А бессонницы были страшные. Иногда ночью часа в три-четыре я выходил из своего подвала абсолютно голый и стоял минут пять на двадцатиградусном морозе, чтобы, замёрзнув, постараться уснуть в сыром и уютном тепле. Иногда это удавалось.
И ещё два отрывка из подвального дневника:
1) «4. 02. 64 г. Ох, что-то скверно – хоть в петлю лезь. До сих пор не научился находить причины депрессий и отчаяния. Мой единственный способ очищения – работа – как всегда, правильный, но до чего я устал работать «по необходимости», чтобы снова обрести «нормальность»! Надоело! Всё надоело! Больше всего – нищета, поиски жратвы, невозможность полнейшей отдачи из-за беспросветной бездарности и фальши окружающего.
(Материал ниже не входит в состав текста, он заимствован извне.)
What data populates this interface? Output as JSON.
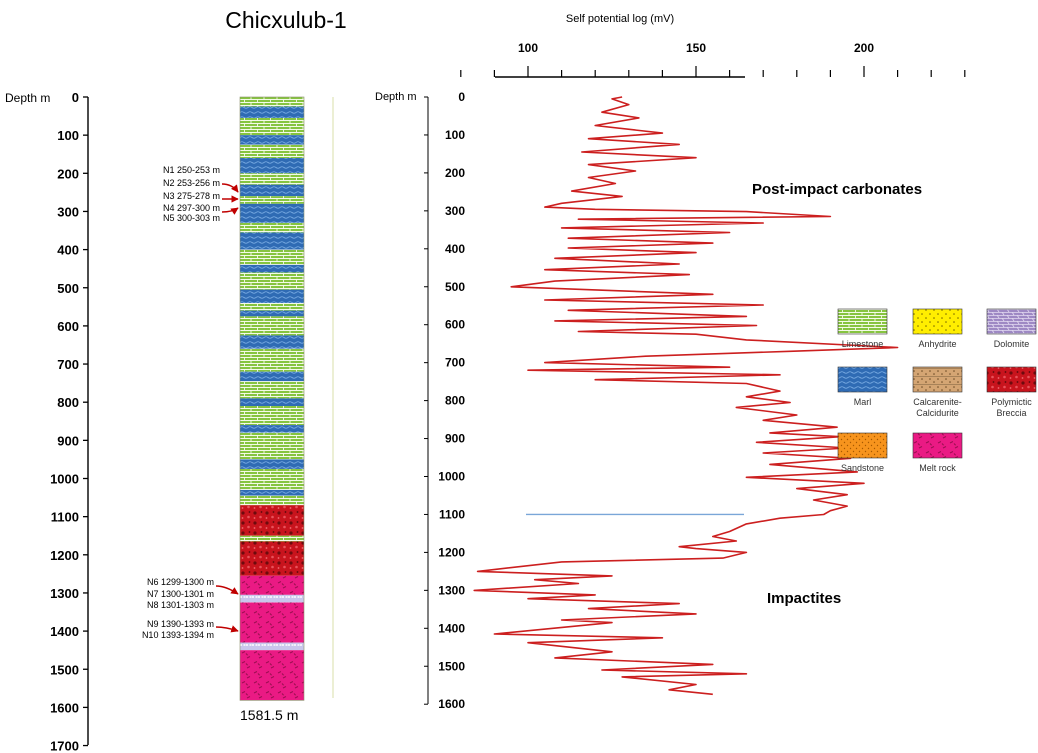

Александр Блок стенает по поводу «черноты», «ночного периода» перехода от одной золотой эпохи к другой! Это начало века он называет «чёрным»? Жалуется на реакцию!!! Господи! А что же нам остаётся?! Если ложь возвели на пьедестал, сделали государственным идолом и каждую секунду, каждую минуту, каждый момент приносят этому гнусному истукану – собственному отражению – жалкие, ни к чему уже не способные, насквозь пропитанные его духом жертвы…».